Jack was a 69-year-old Irishman. He had red cheeks, which I first imagined were from working outside as a bricklayer and from consuming frequent draughts of bitter.
He showed me a bursa of the elbow about the size of a goose egg. It had appeared recently without any history of trauma. On examination it was quite tense and caused discomfort when palpated. There was, however, no erythema and the overlying skin looked normal.
I asked Jack if he was still laying bricks. He laughed and said: ‘I’m 69, doctor. The heaviest thing I lift now is a paintbrush. I’ve taken up painting watercolours. I hardly think that’s going to cause this.’
I decided not to push my luck and talk about student’s elbow, a condition caused by persistent rubbing of the joint on a table.
There were no cuts or bruises near the bursa to suggest an entry for infection. The movement of the joint was relatively pain-free, except at the extreme of flexion, making a fracture unlikely.
I asked Jack about his alcohol intake. He looked affronted: ‘I’m teetotal. Apart from the odd drink at Christmas, I have been all my life.’
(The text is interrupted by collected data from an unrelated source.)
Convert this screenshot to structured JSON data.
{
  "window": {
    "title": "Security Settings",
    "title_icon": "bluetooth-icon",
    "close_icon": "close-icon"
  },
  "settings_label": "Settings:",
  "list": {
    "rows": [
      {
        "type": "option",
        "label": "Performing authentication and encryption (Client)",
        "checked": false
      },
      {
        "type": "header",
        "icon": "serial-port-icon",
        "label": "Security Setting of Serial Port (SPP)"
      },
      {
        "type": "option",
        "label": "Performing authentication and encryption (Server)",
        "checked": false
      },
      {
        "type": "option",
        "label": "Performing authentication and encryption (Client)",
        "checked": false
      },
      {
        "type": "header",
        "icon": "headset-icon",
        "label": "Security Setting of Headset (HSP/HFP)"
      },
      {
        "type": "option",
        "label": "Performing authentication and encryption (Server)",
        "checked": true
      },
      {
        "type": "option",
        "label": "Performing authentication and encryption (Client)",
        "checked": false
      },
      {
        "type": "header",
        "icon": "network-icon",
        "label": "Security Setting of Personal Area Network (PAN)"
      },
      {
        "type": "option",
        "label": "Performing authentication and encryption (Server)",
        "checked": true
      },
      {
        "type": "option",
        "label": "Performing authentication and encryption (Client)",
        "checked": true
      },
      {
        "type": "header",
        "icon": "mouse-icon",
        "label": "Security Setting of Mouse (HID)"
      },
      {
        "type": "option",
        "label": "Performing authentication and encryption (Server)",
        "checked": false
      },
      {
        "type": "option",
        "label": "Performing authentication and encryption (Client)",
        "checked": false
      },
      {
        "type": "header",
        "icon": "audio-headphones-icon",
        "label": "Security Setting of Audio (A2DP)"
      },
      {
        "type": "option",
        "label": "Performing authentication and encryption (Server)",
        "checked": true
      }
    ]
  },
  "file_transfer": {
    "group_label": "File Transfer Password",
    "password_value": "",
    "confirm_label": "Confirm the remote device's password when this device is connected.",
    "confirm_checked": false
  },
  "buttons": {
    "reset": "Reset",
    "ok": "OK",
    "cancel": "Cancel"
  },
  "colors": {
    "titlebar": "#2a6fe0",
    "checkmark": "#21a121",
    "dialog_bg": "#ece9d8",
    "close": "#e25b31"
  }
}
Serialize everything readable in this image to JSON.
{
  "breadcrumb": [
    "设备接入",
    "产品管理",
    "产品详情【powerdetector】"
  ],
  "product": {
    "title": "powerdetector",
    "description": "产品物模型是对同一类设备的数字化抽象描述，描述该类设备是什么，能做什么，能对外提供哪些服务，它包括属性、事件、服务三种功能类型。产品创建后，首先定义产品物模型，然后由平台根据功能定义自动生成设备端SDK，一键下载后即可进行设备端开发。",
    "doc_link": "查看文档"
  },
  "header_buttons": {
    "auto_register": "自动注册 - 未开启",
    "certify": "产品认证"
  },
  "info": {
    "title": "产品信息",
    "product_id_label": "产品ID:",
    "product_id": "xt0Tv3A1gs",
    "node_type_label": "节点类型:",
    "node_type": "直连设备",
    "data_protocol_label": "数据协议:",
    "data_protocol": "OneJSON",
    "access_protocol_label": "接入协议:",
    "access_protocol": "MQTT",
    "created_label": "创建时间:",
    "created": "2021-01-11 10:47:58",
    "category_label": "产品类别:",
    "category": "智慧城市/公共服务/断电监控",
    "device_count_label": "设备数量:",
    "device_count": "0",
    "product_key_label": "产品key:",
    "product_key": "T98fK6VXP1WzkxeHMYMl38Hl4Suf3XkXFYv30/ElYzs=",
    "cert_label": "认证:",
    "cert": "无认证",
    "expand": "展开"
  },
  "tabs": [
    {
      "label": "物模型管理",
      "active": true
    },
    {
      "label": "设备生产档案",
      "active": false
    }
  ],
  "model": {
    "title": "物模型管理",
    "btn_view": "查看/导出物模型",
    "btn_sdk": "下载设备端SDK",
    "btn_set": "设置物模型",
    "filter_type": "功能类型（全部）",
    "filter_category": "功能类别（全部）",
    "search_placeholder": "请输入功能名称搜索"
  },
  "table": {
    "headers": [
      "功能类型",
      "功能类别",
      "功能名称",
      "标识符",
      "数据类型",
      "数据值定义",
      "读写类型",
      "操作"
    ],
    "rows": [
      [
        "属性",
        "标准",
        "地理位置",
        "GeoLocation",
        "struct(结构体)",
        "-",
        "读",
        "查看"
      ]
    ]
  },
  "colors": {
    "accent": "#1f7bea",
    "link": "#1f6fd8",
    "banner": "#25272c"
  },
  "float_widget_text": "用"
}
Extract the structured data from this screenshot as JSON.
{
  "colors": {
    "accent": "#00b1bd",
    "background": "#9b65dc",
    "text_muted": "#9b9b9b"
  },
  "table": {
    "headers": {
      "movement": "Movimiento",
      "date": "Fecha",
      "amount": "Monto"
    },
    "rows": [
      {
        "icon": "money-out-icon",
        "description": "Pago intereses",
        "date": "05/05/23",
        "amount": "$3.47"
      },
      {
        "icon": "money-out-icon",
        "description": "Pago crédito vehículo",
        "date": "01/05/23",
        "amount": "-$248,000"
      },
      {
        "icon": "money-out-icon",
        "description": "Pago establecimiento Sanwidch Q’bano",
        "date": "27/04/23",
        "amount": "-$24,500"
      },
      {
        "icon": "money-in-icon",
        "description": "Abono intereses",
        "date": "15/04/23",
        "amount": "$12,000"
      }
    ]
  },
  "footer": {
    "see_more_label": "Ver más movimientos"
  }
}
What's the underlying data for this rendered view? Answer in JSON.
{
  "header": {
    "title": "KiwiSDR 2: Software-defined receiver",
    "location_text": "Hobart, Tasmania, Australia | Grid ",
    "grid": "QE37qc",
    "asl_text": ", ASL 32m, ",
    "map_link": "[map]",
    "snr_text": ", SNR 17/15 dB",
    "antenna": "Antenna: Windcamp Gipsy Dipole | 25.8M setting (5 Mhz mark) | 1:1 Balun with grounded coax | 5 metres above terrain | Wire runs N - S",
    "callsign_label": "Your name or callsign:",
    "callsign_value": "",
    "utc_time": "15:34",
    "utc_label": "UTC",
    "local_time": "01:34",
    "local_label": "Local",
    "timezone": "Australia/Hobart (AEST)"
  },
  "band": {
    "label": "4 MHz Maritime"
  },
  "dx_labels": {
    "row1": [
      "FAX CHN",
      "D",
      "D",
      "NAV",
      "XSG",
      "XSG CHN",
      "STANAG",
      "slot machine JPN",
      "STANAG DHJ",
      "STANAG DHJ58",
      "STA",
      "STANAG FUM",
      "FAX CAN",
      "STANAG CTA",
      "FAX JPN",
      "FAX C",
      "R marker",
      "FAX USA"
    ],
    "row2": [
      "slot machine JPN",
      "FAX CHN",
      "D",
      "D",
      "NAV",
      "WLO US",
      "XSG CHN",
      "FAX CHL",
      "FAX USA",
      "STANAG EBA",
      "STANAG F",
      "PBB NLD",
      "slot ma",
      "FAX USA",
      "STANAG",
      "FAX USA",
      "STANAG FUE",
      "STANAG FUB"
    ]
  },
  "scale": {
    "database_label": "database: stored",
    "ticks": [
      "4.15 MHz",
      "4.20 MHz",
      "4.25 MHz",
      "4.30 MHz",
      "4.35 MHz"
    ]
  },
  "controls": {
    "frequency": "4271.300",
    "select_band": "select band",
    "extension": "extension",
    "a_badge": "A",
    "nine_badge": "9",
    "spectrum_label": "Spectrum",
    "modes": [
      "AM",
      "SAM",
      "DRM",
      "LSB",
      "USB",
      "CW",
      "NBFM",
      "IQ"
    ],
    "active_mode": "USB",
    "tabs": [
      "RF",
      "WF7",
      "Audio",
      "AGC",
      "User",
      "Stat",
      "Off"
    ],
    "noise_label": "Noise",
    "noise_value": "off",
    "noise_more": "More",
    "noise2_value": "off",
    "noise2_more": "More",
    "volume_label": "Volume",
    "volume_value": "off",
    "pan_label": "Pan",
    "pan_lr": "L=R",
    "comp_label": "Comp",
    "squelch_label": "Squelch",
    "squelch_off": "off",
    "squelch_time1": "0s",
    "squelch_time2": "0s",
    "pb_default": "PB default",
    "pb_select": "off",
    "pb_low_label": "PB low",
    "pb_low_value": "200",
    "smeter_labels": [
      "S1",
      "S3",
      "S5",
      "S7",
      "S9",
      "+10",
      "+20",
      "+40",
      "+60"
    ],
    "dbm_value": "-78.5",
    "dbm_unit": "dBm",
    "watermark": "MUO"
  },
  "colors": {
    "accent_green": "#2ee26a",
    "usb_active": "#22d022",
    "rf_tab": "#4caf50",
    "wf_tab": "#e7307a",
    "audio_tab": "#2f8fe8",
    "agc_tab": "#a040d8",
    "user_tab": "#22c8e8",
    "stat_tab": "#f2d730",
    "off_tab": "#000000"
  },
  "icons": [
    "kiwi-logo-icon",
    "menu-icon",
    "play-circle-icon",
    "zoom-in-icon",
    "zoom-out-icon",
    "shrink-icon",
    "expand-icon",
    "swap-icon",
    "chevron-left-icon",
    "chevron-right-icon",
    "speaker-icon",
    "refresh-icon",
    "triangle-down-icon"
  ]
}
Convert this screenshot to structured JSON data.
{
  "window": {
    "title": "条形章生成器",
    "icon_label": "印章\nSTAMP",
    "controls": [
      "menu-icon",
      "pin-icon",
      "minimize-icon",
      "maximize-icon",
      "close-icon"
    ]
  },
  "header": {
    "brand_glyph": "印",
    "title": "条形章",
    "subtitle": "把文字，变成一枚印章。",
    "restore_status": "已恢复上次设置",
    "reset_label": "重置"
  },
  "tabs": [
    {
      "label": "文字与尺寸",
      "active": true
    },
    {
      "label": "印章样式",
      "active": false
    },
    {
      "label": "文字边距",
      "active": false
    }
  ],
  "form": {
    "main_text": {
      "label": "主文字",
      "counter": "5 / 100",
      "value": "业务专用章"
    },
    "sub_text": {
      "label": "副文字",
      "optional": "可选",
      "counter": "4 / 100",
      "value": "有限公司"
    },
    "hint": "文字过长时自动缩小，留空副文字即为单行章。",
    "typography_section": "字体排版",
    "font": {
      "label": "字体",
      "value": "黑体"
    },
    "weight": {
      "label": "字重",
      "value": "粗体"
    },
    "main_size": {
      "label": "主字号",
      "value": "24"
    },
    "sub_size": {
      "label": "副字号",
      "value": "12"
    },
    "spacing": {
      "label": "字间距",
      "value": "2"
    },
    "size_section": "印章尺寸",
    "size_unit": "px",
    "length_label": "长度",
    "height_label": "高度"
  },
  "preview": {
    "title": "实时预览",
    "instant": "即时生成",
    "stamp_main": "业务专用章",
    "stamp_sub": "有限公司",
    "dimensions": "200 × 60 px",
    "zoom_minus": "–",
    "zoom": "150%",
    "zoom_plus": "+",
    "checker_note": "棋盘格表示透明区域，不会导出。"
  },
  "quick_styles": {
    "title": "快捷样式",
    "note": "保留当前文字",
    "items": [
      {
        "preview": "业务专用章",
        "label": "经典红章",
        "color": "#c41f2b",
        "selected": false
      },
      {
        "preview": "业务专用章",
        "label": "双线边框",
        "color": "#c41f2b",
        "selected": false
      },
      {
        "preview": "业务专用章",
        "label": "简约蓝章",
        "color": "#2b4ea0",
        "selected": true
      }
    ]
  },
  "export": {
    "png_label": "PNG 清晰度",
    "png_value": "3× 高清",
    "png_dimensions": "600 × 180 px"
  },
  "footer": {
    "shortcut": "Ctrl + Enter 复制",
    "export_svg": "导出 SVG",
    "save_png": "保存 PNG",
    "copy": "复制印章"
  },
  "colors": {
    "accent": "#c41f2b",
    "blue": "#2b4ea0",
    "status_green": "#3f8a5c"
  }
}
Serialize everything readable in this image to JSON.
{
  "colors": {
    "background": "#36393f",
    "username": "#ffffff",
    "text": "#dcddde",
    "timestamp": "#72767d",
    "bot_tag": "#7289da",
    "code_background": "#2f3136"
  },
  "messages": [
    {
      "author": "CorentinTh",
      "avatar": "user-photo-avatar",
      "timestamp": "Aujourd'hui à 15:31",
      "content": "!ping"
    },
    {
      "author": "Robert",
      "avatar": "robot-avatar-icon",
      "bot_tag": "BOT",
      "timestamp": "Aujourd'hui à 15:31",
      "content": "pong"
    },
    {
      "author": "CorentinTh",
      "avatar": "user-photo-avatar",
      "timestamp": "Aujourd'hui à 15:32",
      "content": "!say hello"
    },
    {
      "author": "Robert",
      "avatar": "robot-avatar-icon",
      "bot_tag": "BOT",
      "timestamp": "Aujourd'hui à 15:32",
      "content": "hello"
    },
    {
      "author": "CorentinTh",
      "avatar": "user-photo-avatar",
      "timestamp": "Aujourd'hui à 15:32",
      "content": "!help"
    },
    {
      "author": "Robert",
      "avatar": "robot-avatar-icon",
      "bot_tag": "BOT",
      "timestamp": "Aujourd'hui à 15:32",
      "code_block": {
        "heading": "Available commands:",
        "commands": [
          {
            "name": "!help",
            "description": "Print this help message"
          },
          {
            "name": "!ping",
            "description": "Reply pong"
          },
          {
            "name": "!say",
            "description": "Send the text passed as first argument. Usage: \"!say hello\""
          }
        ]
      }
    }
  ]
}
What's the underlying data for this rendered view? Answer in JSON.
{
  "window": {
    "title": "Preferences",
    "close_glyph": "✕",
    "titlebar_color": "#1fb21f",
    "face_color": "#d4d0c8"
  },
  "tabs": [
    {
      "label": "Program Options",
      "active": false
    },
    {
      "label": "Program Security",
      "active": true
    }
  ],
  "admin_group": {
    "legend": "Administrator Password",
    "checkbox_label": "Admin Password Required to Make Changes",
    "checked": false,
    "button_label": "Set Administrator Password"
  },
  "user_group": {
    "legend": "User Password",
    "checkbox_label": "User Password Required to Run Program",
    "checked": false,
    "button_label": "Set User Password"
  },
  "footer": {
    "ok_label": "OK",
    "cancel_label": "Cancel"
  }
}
Another stereotype bit the dust. I looked at my teetotal, ex-bricklaying watercolourist with renewed puzzlement. He had no fever or systemic symptoms or signs, and all the other joints were normal.
I felt I could not risk sending Jack away without aspirating the joint to exclude infection. I explained what I was going to do and plunged an 18-gauge needle into the bursa, using a zigzag approach to avoid fistula formation.
The fluid that filled the syringe was clear. I had most likely excluded infection and haemarthrosis.
I sent the fluid off for culture, sensitivity and microscopy just in case, and sent the patient for an FBC, uric acid and rheumatoid factor.
The aspirate results confirmed that culture and sensitivity were normal but microscopy showed gout crystals. The diagnosis was confirmed by a uric acid result of 470mmol/l.
Gout can be caused by myeloproliferative and lymphoproliferative disorders, thyroid disease, psoriasis, chemotherapy, haemolytic anaemias, dehydration, excessive exercise and obesity.
Jack was thin, was not the world’s most active man and hadn’t had any chemotherapy. His normal FBC made proliferative disorders unlikely.
When I asked him about alcohol, Jack’s reaction had seemed genuine. He seemed to have a healthy diet and I was aware that apart from alcohol, the evidence for the role of diet in the aetiology of gout was somewhat minimal.
When I next saw Jack I remembered that I had diagnosed him with hypertension a few months ago and had put him on bendroflumethiazide. I stopped this immediately and put him on an ACE inhibitor.
The bursa had come back so I aspirated it again and this time instilled some corticosteroid.
I asked Jack to have another uric acid test done a month later. I added U&Es to the list to make sure his renal function could cope with an ACE inhibitor and that his gout was not secondary to kidney disease.
I reviewed him a week later with the results. Both his serum urea level and his bursa had gone down. His U&Es had been normal.
Jack has not developed another bursa and his uric acid levels have remained normal. Now we have stopped the bendroflumethiazide.
I do not think we need bother with prophylactic allopurinol again.
However, I will keep the situation under review. This case taught me a lot, but mainly never to jump to conclusions about a patient’s lifestyle from their appearance.